Le gallerie di Holzmarktstrasse hanno inaugurato tutte insieme (come di consueto) una settimana prima della Biennale. Si tratta di un polo di gallerie che s’è gradualmente insediato sotto le arcate della metropolitana esterna, sfruttandone al meglio gli originali spazi. Sebbene la zona sia un austero connubio di Plattenbauten e stazioni di servizio, BüroFriedrich, carlier | gebauer, c/o Atle Gerhardsen, Max Hetzler II e Mehdi Chouakri hanno reso quei cinquecento metri lungo il fiume una passeggiata obbligatoria per chiunque s’interessi all’arte. Solo le porte di Mehdi Chouakri sono rimaste chiuse. Il suo trasferimento nei nuovi spazi degli Edison Höfe (vicini all’Hamburger Bahnhof, inaugurati il 25 marzo) è stato ampiamente pubblicizzato.

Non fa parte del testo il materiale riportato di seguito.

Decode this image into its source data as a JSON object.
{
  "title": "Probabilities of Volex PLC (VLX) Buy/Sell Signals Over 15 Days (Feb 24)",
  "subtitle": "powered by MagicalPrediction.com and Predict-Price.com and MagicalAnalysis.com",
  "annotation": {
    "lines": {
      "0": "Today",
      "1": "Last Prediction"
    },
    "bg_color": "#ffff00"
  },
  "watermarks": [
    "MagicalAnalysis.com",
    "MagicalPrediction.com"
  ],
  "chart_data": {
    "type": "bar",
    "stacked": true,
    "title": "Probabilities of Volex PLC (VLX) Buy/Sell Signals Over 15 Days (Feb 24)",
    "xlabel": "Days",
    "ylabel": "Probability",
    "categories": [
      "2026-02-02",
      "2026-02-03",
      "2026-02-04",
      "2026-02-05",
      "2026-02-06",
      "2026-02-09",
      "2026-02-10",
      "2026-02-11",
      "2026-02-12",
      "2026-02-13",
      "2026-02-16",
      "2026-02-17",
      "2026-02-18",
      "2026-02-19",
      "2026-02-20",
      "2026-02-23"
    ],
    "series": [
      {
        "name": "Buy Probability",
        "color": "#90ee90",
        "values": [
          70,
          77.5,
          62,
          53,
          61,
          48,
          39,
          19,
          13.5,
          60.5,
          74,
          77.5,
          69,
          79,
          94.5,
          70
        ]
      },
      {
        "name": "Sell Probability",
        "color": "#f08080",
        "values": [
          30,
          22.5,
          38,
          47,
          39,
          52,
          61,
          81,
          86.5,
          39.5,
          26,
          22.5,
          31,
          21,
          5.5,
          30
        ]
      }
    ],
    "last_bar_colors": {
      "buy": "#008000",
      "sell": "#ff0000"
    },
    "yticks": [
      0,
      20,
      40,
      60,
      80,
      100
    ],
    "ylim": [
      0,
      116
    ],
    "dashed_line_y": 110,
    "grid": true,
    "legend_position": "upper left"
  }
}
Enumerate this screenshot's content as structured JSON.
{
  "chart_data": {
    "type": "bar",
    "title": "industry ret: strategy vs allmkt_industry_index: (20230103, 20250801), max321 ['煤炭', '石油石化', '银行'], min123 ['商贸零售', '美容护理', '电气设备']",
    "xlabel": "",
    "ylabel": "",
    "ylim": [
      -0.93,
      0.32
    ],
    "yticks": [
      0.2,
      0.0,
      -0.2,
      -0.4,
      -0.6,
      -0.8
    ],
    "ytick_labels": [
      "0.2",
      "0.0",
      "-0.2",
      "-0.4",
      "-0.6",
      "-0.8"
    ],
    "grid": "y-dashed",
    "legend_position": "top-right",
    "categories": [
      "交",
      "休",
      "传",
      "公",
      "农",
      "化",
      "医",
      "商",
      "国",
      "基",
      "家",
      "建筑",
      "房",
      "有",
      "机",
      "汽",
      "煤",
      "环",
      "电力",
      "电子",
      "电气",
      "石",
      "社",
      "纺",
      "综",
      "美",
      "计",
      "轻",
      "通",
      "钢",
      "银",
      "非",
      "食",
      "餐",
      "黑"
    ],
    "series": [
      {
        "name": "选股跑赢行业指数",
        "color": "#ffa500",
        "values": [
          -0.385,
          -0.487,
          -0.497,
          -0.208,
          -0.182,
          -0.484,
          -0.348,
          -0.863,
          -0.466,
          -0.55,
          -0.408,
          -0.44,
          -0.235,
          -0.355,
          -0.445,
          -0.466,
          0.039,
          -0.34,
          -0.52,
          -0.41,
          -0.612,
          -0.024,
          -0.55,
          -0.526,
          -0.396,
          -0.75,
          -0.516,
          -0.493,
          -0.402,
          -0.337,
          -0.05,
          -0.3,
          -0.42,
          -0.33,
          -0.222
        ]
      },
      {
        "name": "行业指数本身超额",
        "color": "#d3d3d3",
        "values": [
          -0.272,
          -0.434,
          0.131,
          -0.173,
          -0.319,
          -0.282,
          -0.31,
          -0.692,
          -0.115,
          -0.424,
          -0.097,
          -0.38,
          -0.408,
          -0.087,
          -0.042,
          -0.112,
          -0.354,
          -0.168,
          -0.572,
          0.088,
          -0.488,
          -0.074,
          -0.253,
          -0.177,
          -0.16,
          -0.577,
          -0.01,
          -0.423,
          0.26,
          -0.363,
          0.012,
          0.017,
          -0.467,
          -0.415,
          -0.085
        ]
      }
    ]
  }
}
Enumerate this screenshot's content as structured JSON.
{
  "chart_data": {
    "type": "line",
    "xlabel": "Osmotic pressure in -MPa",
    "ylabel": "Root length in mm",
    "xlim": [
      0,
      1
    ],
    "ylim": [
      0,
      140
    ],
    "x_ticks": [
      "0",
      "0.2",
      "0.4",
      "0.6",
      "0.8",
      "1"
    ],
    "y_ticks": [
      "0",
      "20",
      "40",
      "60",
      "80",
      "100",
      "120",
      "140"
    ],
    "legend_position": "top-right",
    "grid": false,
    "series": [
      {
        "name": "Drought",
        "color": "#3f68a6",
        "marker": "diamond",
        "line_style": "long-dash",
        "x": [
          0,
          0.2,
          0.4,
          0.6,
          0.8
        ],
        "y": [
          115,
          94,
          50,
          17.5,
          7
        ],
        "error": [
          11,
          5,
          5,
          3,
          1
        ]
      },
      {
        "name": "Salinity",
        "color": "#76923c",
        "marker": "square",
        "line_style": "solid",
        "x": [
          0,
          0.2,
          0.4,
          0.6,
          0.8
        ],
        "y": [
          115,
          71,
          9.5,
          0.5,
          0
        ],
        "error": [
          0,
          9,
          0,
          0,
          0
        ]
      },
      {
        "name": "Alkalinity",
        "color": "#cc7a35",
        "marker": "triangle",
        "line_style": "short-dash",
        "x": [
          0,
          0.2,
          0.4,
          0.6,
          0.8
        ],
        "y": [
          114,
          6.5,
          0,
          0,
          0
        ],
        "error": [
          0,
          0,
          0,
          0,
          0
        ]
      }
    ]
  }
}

Spiccano in Holzmarktstrasse il cinese Zhou Zixi (1970) da BüroFriedrich e il brasiliano Pablo Pijnappel (1979) nella nuova, terza arcata di carlier | gebauer. Nei suoi Interiors, Zhou Zixi descrive olio su tela la trasformazione che sta interessando la società cinese, ai suoi occhi un’assurda commistione di comunismo e capitalismo della quale i suoi esilaranti nouveaux riches diventano l’emblema. Pijnappel, invece, racconta con delle diapositive una storia lunga quasi un secolo. È un lavoro certosino in cui include foto della sua famiglia e d’archivio. Parla d’immigrazione e di ricerca della propria identità, di vittorie e sconfitte.
Olafur Eliasson, Your waste of time, 2006 6 - photo: Jens Ziehe, courtesy neugerriemschneider, Berlino
La “voce narrante” intreccia vite raccontandone aneddoti quasi meccanicamente; racconta un’eredità tramandata oralmente in cui la memoria è traviata da inclusioni ed omissioni di chi ha raccontato prima la storia.
Gli altri raggruppamenti di gallerie non si presentano compatti, un vero peccato per chi deve sprintare da una parte all’altra della città. Le gallerie sembrano dar retta ad innumerevoli variabili, quali la (non) vicinanza ad Auguststrasse, il buon nome della propria galleria o dell’artista presentato. Per esempio, Nordenhake, nella zona di Zimmerstrasse, di fianco al famigerato Check Point Charlie, ha inaugurato una settimana prima della Biennale e di tutte le dirimpettaie (Ardnt und Partner, Max Hetzler, Klosterfelde) con un’interessante mostra sulla giovane scultura svedese: un’esposizione non appariscente dove spicca Patterns of failure, una fragile colonna di Sirous Namazi (1970) fatta di cocci rotti in precario equilibrio l’uno sull’altro.
Neugerriemschneider e Wohnmachine hanno scelto di inaugurare giovedì 23 marzo, come la Gagosian Gallery di Cattelan, Gioni e Subotnik, il giorno della preview della Biennale per la stampa. Da neugerriemschneider, Olafur Eliasson trasforma la sala espositiva della galleria in una perfetta cella frigorifera, nella quale conserva cinque enormi blocchi di ghiaccio arrivati direttamente da Vatnajökull (Islanda), una distesa di ghiaccio perenne di ben 8100 chilometri quadrati in grave pericolo: causa il cambiamento climatico globale, il ghiacciaio rischia di ridursi di un quarto in poco meno di cent’anni. Plakativ, direbbero i tedeschi.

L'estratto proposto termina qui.